— Дядя Ксавье, — прошептал он.
— Что?
И Жео, ставя свой бокал на стол, подняв указательный и средний пальцы, подал официанту знак принести новую порцию.
В одно октябрьское утро дети семьи Фронтенак (кроме Жозе, по-прежнему находившегося в Марокко) в холле гостиницы д'Орсе стояли вокруг Жозефы. Летом дядя, казалось, стал поправляться, но недавно накативший резкий приступ свалил его окончательно, и врач уже не надеялся на то, что он сможет оправиться от него. Телеграмма Жозефы пришла в Респид, когда Ив присматривал за сбором винограда и уже подумывал о возвращении, но и не торопился, так как «она» возвращалась в Париж лишь в конце месяца.
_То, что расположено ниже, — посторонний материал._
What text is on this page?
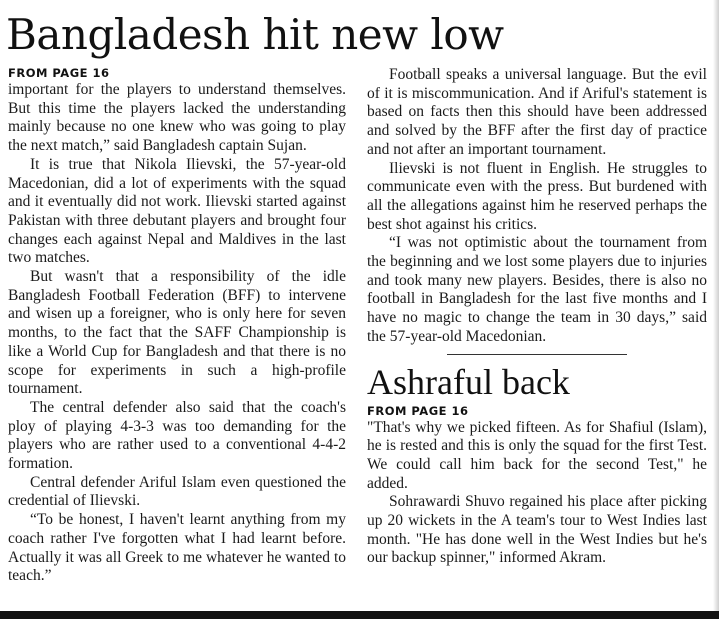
Bangladesh hit new low
FROM PAGE 16

important for the players to understand themselves. But this time the players lacked the understanding mainly because no one knew who was going to play the next match,” said Bangladesh captain Sujan.

It is true that Nikola Ilievski, the 57-year-old Macedonian, did a lot of experiments with the squad and it eventually did not work. Ilievski started against Pakistan with three debutant players and brought four changes each against Nepal and Maldives in the last two matches.

But wasn't that a responsibility of the idle Bangladesh Football Federation (BFF) to intervene and wisen up a foreigner, who is only here for seven months, to the fact that the SAFF Championship is like a World Cup for Bangladesh and that there is no scope for experiments in such a high-profile tournament.

The central defender also said that the coach's ploy of playing 4-3-3 was too demanding for the players who are rather used to a conventional 4-4-2 formation.

Central defender Ariful Islam even questioned the credential of Ilievski.

“To be honest, I haven't learnt anything from my coach rather I've forgotten what I had learnt before. Actually it was all Greek to me whatever he wanted to teach.”

Football speaks a universal language. But the evil of it is miscommunication. And if Ariful's statement is based on facts then this should have been addressed and solved by the BFF after the first day of practice and not after an important tournament.

Ilievski is not fluent in English. He struggles to communicate even with the press. But burdened with all the allegations against him he reserved perhaps the best shot against his critics.

“I was not optimistic about the tournament from the beginning and we lost some players due to injuries and took many new players. Besides, there is also no football in Bangladesh for the last five months and I have no magic to change the team in 30 days,” said the 57-year-old Macedonian.

Ashraful back
FROM PAGE 16

"That's why we picked fifteen. As for Shafiul (Islam), he is rested and this is only the squad for the first Test. We could call him back for the second Test," he added.

Sohrawardi Shuvo regained his place after picking up 20 wickets in the A team's tour to West Indies last month. "He has done well in the West Indies but he's our backup spinner," informed Akram.
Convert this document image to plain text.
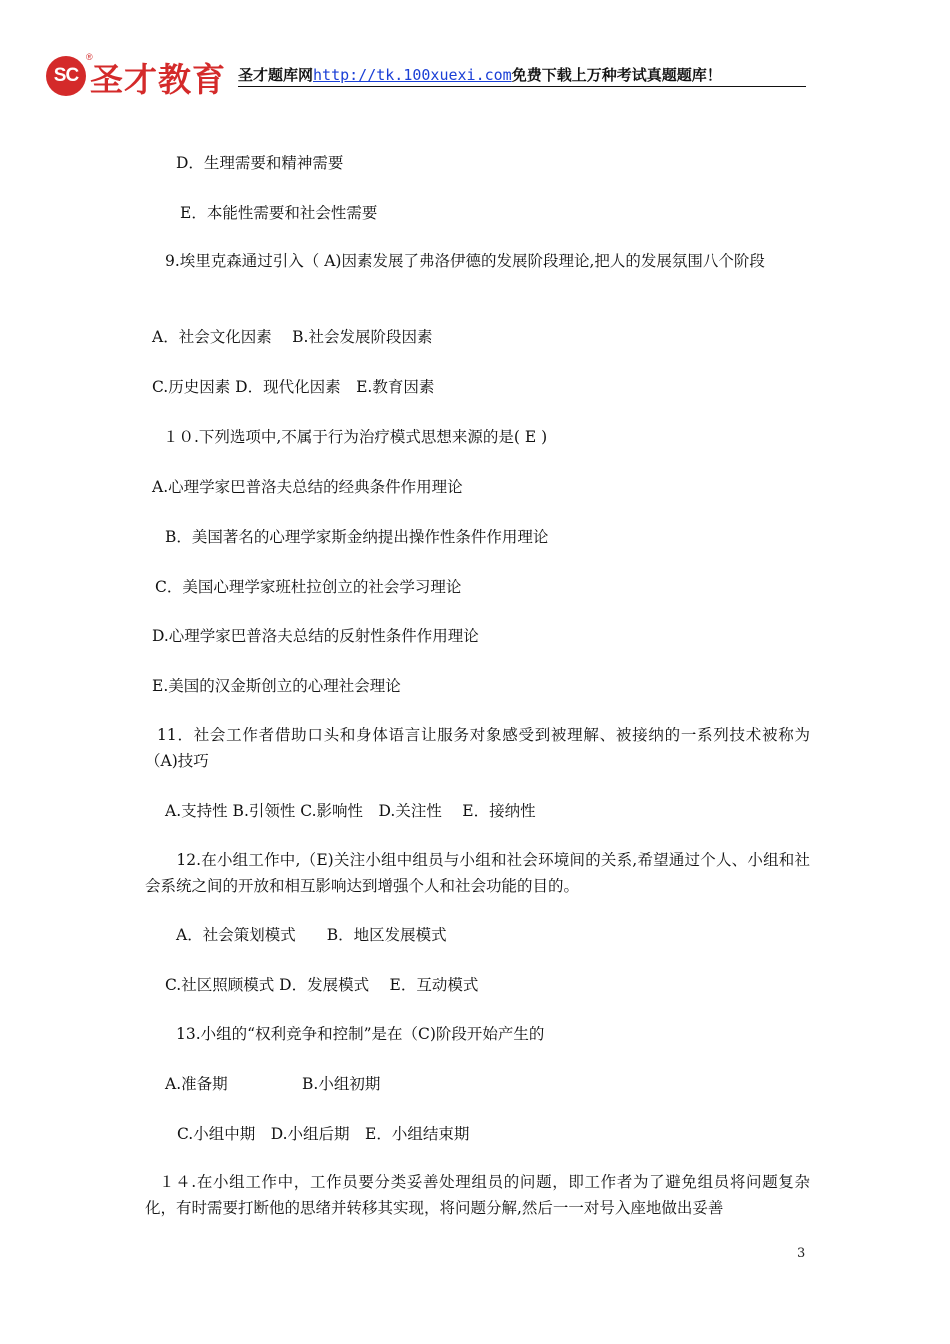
SC
®
圣才教育 圣才题库网http://tk.100xuexi.com免费下载上万种考试真题题库！
D．生理需要和精神需要
E．本能性需要和社会性需要
9.埃里克森通过引入（ A)因素发展了弗洛伊德的发展阶段理论,把人的发展氛围八个阶段
A．社会文化因素　 B.社会发展阶段因素
C.历史因素 D．现代化因素　E.教育因素
１０.下列选项中,不属于行为治疗模式思想来源的是( E )
A.心理学家巴普洛夫总结的经典条件作用理论
B．美国著名的心理学家斯金纳提出操作性条件作用理论
C．美国心理学家班杜拉创立的社会学习理论
D.心理学家巴普洛夫总结的反射性条件作用理论
E.美国的汉金斯创立的心理社会理论
11．社会工作者借助口头和身体语言让服务对象感受到被理解、被接纳的一系列技术被称为（A)技巧
A.支持性 B.引领性 C.影响性　D.关注性　 E．接纳性
　　12.在小组工作中,（E)关注小组中组员与小组和社会环境间的关系,希望通过个人、小组和社会系统之间的开放和相互影响达到增强个人和社会功能的目的。
A．社会策划模式　　B．地区发展模式
C.社区照顾模式 D．发展模式　 E．互动模式
13.小组的“权利竞争和控制”是在（C)阶段开始产生的
A.准备期	B.小组初期
C.小组中期　D.小组后期　E．小组结束期
１４.在小组工作中，工作员要分类妥善处理组员的问题，即工作者为了避免组员将问题复杂化，有时需要打断他的思绪并转移其实现，将问题分解,然后一一对号入座地做出妥善
3
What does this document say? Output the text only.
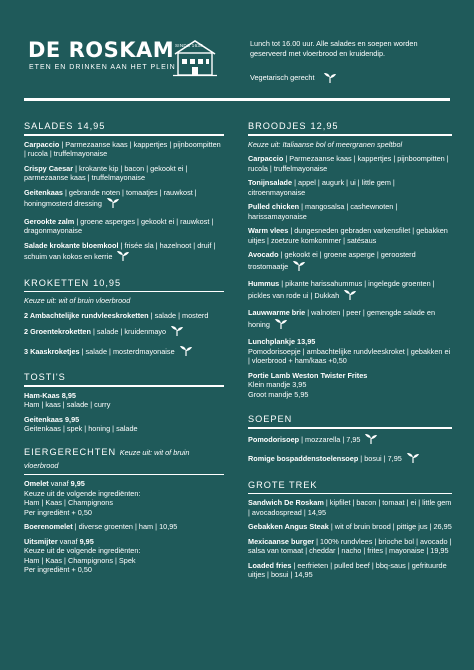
DE ROSKAM SINDS 1630
ETEN EN DRINKEN AAN HET PLEIN
Lunch tot 16.00 uur. Alle salades en soepen worden geserveerd met vloerbrood en kruidendip.
Vegetarisch gerecht
SALADES 14,95
Carpaccio | Parmezaanse kaas | kappertjes | pijnboompitten | rucola | truffelmayonaise
Crispy Caesar | krokante kip | bacon | gekookt ei | parmezaanse kaas | truffelmayonaise
Geitenkaas | gebrande noten | tomaatjes | rauwkost | honingmosterd dressing
Gerookte zalm | groene asperges | gekookt ei | rauwkost | dragonmayonaise
Salade krokante bloemkool | frisée sla | hazelnoot | druif | schuim van kokos en kerrie
KROKETTEN 10,95
Keuze uit: wit of bruin vloerbrood
2 Ambachtelijke rundvleeskroketten | salade | mosterd
2 Groentekroketten | salade | kruidenmayo
3 Kaaskroketjes | salade | mosterdmayonaise
TOSTI'S
Ham-Kaas 8,95
Ham | kaas | salade | curry
Geitenkaas 9,95
Geitenkaas | spek | honing | salade
EIERGERECHTEN Keuze uit: wit of bruin vloerbrood
Omelet vanaf 9,95
Keuze uit de volgende ingrediënten:
Ham | Kaas | Champignons
Per ingrediënt + 0,50
Boerenomelet | diverse groenten | ham | 10,95
Uitsmijter vanaf 9,95
Keuze uit de volgende ingrediënten:
Ham | Kaas | Champignons | Spek
Per ingrediënt + 0,50
BROODJES 12,95
Keuze uit: Italiaanse bol of meergranen speltbol
Carpaccio | Parmezaanse kaas | kappertjes | pijnboompitten | rucola | truffelmayonaise
Tonijnsalade | appel | augurk | ui | little gem | citroenmayonaise
Pulled chicken | mangosalsa | cashewnoten | harissamayonaise
Warm vlees | dungesneden gebraden varkensfilet | gebakken uitjes | zoetzure komkommer | satésaus
Avocado | gekookt ei | groene asperge | geroosterd trostomaatje
Hummus | pikante harissahummus | ingelegde groenten | pickles van rode ui | Dukkah
Lauwwarme brie | walnoten | peer | gemengde salade en honing
Lunchplankje 13,95
Pomodorisoepje | ambachtelijke rundvleeskroket | gebakken ei | vloerbrood + ham/kaas +0,50
Portie Lamb Weston Twister Frites
Klein mandje 3,95
Groot mandje 5,95
SOEPEN
Pomodorisoep | mozzarella | 7,95
Romige bospaddenstoelensoep | bosui | 7,95
GROTE TREK
Sandwich De Roskam | kipfilet | bacon | tomaat | ei | little gem | avocadospread | 14,95
Gebakken Angus Steak | wit of bruin brood | pittige jus | 26,95
Mexicaanse burger | 100% rundvlees | brioche bol | avocado | salsa van tomaat | cheddar | nacho | frites | mayonaise | 19,95
Loaded fries | eerfrieten | pulled beef | bbq-saus | gefrituurde uitjes | bosui | 14,95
Впрочем, он уже успел привыкнуть к ее отсутствию и теперь, когда перед ним забрезжил свет в конце туннеля, он бы с удовольствием задержался подольше...
Жозефа, поначалу оробевшая перед Фронтенака-ми, напустила на себя важный, преисполненный достоинства вид, однако волнение внесло коррективы в ее поведение. И потом Жан-Луи с первых же слов тронул ее сердце. Ее преклонение перед Фронтенака-ми наконец-то нашло для себя достойный объект, который ее не разочаровал. Именно к нему она обращалась, видя в нем главу семьи. Обе молодые женщины вели себя несколько натянуто и держались в стороне, но не из гордости, как казалось Жозефе, а потому, что не знали, как себя вести. (Жозефа никогда бы не подумала, что они такие упитанные; вся полнота, отведенная семье, пришлась на их долю.) Ив, утомленный ночным путешествием, прикорнул в кресле.
— Я убедила его в том, что представлюсь вам в качестве его сиделки. Поскольку он совсем не говорит (он не хочет разговаривать, полагая, что это может повлечь за собой новый приступ), я не очень поняла, согласился он или нет. У него бывают провалы в памяти... Невозможно понять, чего он хочет... На самом же деле он думает только о своей боли, которая может накатить в любую минуту, похоже, что она настолько ужасна... будто бы у него на груди целая гора... Я бы не пожелала вам присутствовать во время приступа...
— Какое это испытание для вас, мадам...
Она в слезах пробормотала:
— Вы так добры, господин Жан-Луи.
— В его несчастье ваша преданность, ваше уважение — это такая поддержка.
Его незамысловатые слова подействовали на Жозефу как ласка. Вдруг сделавшись такой родной, она тихо плакала, опершись о руку Жана-Луи. Мари прошептала на ухо Даниэль:
— Зря он так себя с ней ведет, мы потом от нее не отделаемся.
Договорились, что Жозефа подготовит дядю к их приходу. Они придут часам к десяти и подождут на лестничной клетке.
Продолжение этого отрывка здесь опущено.